上掲で、「ももは衰える」とは、結婚愛への悪、または姦淫を意味します。以上の過程の中にある他の事柄は、個々の面から見ても、特殊なものを指しています。聖なる思いをもたずに〈みことば〉を読む人には、なぜそうなのかと訝(いぶか)るかもしれませんが、意味のない事柄は一つもありません。「もも」が結婚愛の善を意味する点で、ヤコブについて、「そのももから出る」と言われているところもあります。

「生めよ増えよ。あなたから一つの民族と、多くの民族の集団が出て、王たちが、あなたのももから出る」(創世記 35:11)。

ヤコブについて、他の箇所にあります。

「ヤコブといっしょにエジプトへ行った者はすべて、かれのももから出た」(創世記 46:26出エジプト 1:5)。

ギデオンについては、次のようにあります。

「ギデオンには、かれのももから出た七十人の息子がいた」(士師記 8:30)。

③ 「もも」や「腰」は、結婚愛に属することを意味すると同時に、愛と仁愛にかんすることをも意味します。結婚愛は、あらゆる愛の基本だからです(686,2733,2737-2739節参照)。それにはまた、善と真理とのあいだの天的結婚という同一の起源があります(2727-2759節)。

また、「もも」には天的愛の善、および霊的愛の善の意味もあります。ヨハネの書には次のような箇所があります。

「白ウマにまたがっている方は、その着物にも、そのももにも、王の王、主の主という名が記されていた」(黙示録 19:16)。

「白ウマにまたがっている方」とは、〈みことば〉です。〈みことば〉が主であることは、2760-2762節を参照してください。「着物」は神の真理です(2576節)。それで「王の王」と言われています(3009節)。

「もも」は、主の愛に属する神の善であることは明らかです。それで「主の主」と呼ばれます(3004-3011節)。これは主のご性格 を示すため、「それに名が記されている」と言われます。「名」は性格を表わすことは、1896,2009,2724,3006節を参照してください。

④ ダビデの書には、次のようにあります。

「勇者なる者は、栄光と名誉をもって、その剣をももに帯びなさい」(詩篇 45:3)。

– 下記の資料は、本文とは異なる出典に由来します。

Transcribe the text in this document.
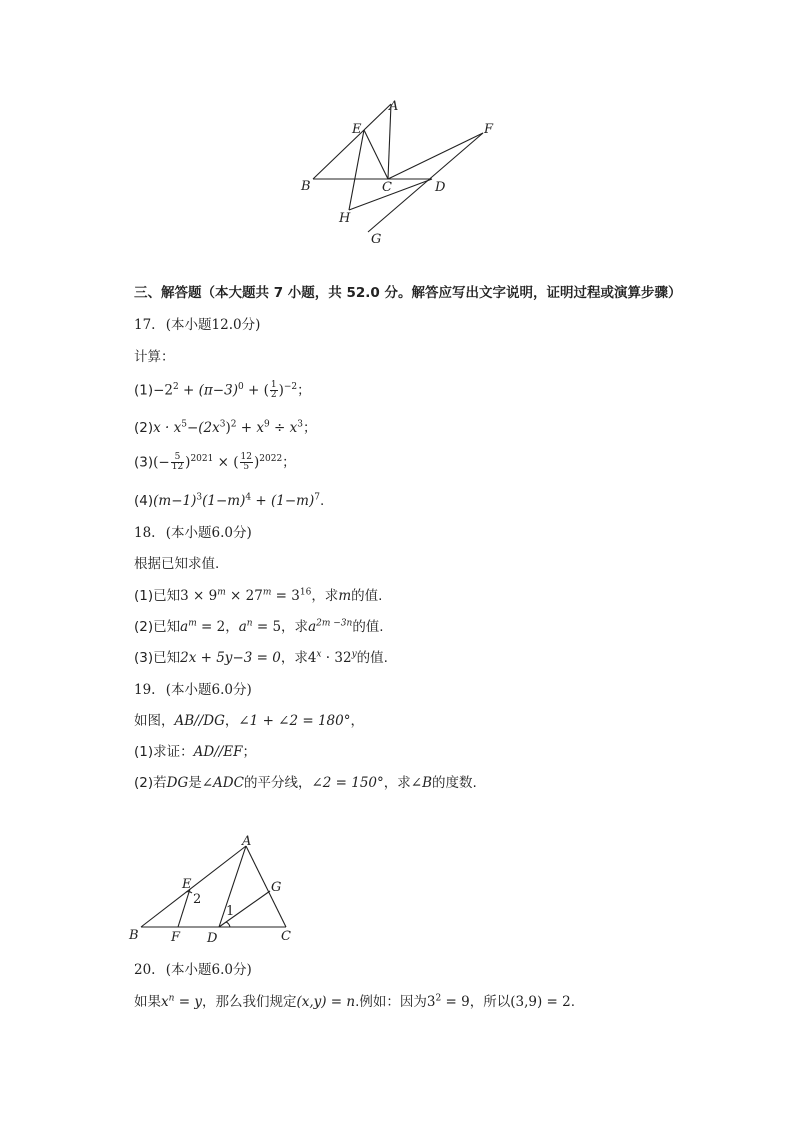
A
E	F
B	C	D
H
G
三、解答题（本大题共 7 小题，共 52.0 分。解答应写出文字说明，证明过程或演算步骤）
17. (本小题12.0分)
计算：
$(1)-2^2 + (\pi-3)^0$ + ( $\frac{1}{2} )^{-2}$；
$(2)x \cdot x^5-(2x^3)^2 + x^9 \div x^3$；
$(3)(- \frac{5}{12} )^{2021}$ × ( $\frac{12}{5} )^{2022}$；
$(4)(m-1)^3(1-m)^4 + (1-m)^7$.
18. (本小题6.0分)
根据已知求值.
(1)已知$3 \times 9^m \times 27^m = 3^{16}$，求m的值.
(2)已知$a^m = 2$，$a^n = 5$，求$a^{2m -3n}$的值.
(3)已知2x + 5y−3 = 0，求$4^x \cdot 32^y$的值.
19. (本小题6.0分)
如图，AB//DG，∠1 + ∠2 = 180°，
(1)求证：AD//EF；
(2)若DG是∠ADC的平分线，∠2 = 150°，求∠B的度数.
A
E	G
2
1
B F D	C
20. (本小题6.0分)
如果$x^n = y$，那么我们规定(x,y) = n.例如：因为$3^2 = 9$，所以(3,9) = 2.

上掲は主をテーマにしています。「剣」は戦う真理を表わし(2799節)、「もも」は愛の善を表わします。「剣をももに帯びなさい」とは、戦うときの真理が愛の善に由来するという意味です。イザヤ書には、次のようにあります。

「正義は、かれの腰の帯となり、真理は、かれのももの帯となる」(イザヤ 11:5)。

上掲も主がテーマです。「正義」は、愛の善を形容するものですから(2235節)、「腰の帯」と言われ、「真理」は善に由来するものですから、「ももの帯」と言われます。そのため「腰」は、善の愛を形容するもの、「もも」は真理の愛を形容するものになります。

⑤ 同じくイザヤ書です。

「その中には疲れた者、つまずく者はなく、まどろむ者、眠る者もいない。そのももの帯はとけず、その靴の紐はほころびていない」(イザヤ 5:27)。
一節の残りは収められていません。